Harvard Man (2001) was created by writer/director James Toback (Bugsy, The Pick-Up Artist,  Black and White). It opened in San Francisco and died instantly, and is now available on DVD.

I saw it as a plot-driven film. Harvard basketball star and philosophy major Adrian Grenier is living a life of excess, with drugs and two women, one his college professor, Joey Lauren Adams, and the other a Holy Cross cheerleader, Sarah Michelle Geller, who happens to be the daughter of a major Mafia figure. When his parents Kansas home is destroyed by a tornado, he wants to find $100K for them to rebuild, and ends up asking Geller's dad for a loan. The dad turns him down, but, on the way home, Geller explains that his dad didn't want to lose face in front of his men, but will give him the money. Oh, and by the way, he needs to shave points off of the next basketball game.
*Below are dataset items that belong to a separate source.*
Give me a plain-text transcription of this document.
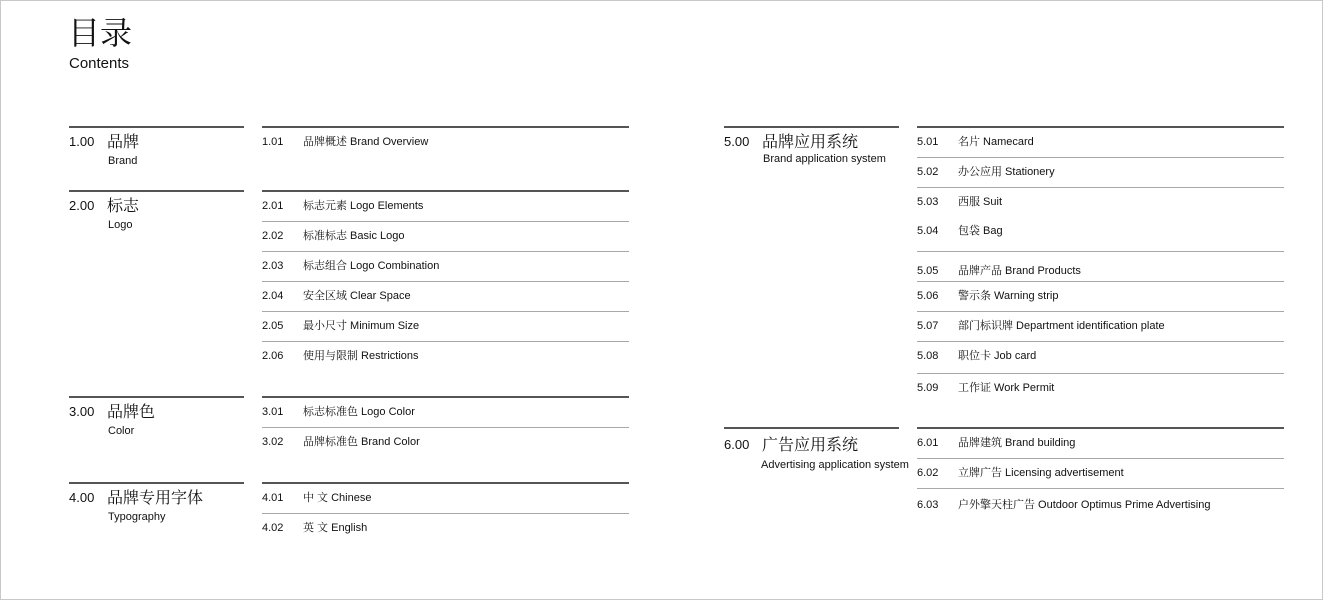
目录
Contents
1.00 品牌
Brand
1.01 品牌概述 Brand Overview
2.00 标志
Logo
2.01 标志元素 Logo Elements
2.02 标准标志 Basic Logo
2.03 标志组合 Logo Combination
2.04 安全区域 Clear Space
2.05 最小尺寸 Minimum Size
2.06 使用与限制 Restrictions
3.00 品牌色
Color
3.01 标志标准色 Logo Color
3.02 品牌标准色 Brand Color
4.00 品牌专用字体
Typography
4.01 中 文 Chinese
4.02 英 文 English
5.00 品牌应用系统
Brand application system
5.01 名片 Namecard
5.02 办公应用 Stationery
5.03 西服 Suit
5.04 包袋 Bag
5.05 品牌产品 Brand Products
5.06 警示条 Warning strip
5.07 部门标识牌 Department identification plate
5.08 职位卡 Job card
5.09 工作证 Work Permit
6.00 广告应用系统
Advertising application system
6.01 品牌建筑 Brand building
6.02 立牌广告 Licensing advertisement
6.03 户外擎天柱广告 Outdoor Optimus Prime Advertising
Grenier has majored in philosophy to try to discover what, if anything, the real him is like. A chemistry major offers him the quick method of enlightenment. She has synthesized LSD, and gives him a massive dose. Geller is scamming Grenier, and is actually betting on the game, and giving him a fraction of the money she will win. Unfortunately, she places the bet with two undercover FBI agents masquerading as bookies to bust her father. So Grenier finds himself under the FBI's thumb, facing hit men sent by Geller's father, and on a seriously bad trip. I would go on, but it already seems too preposterous to be true.

Then I listened to the directors commentary, and discovered that it was not a plot-driven film at all, but a semi-autobiographical study about nearly ruining your life dropping acid in a search for truth. Learning that didn't make me like the film any better.

Trivia: an Unknown Italian actress steps nude out of a Gauguin painting as part of an LSD hallucination. The director looked all over for a Polynesian actress to use for the part, and couldn't find one with a suitable face. Finally, he found the Italian actress, but she had shaved pubs, and he needed a thick black bush. His make-up department said, "No problem, we'll put a merkin on her." Not only was he surprised that public wigs existed, but also that they had an official name. So the unknown actress shows breasts, and a merkin.
 

The Critics Vote

  • Roger Ebert 3/4, filmcritic.com 3.5/5

The People Vote ...

  • with their dollars: made for a modest $5 million dollars, it grossed $13 million in the USA despite never appearing on as many as 300 screens. It set all box office records in Mexico.
  • As suggested by the "tweener" quote above, other independent filmmakers found the film disappointing. Their official voice, Film Threat, was not kind.

 

IMDb guideline: 7.5 usually indicates a level of excellence, about like three and a half stars from the critics. 6.0 usually indicates lukewarm watchability, about like two and a half stars from the critics. The fives are generally not worthwhile unless they are really your kind of material, about like two stars from the critics. Films under five are generally awful even if you like that kind of film, equivalent to about one and a half stars from the critics or less, depending on just how far below five the rating is.

My own guideline: A means the movie is so good it will appeal to you even if you hate the genre. B means the movie is not good enough to win you over if you hate the genre, but is good enough to do so if you have an open mind about this type of film. C means it will only appeal to genre addicts, and has no crossover appeal. D means you'll hate it even if you like the genre. E means that you'll hate it even if you love the genre. F means that the film is not only unappealing across-the-board, but technically inept as well.

Based on this description, Scoopy says, "C-. Really not a very good movie, but the offbeat dialogue and the cynical world-view may hold your attention, if you have an inclination toward such things". Tuna says, "In his review, Roger Ebert praises Toback for taking risks in his films, which might explain some critical acceptance. Personally, I found it a total chore to watch, with many of the plot points too silly to accept. C-."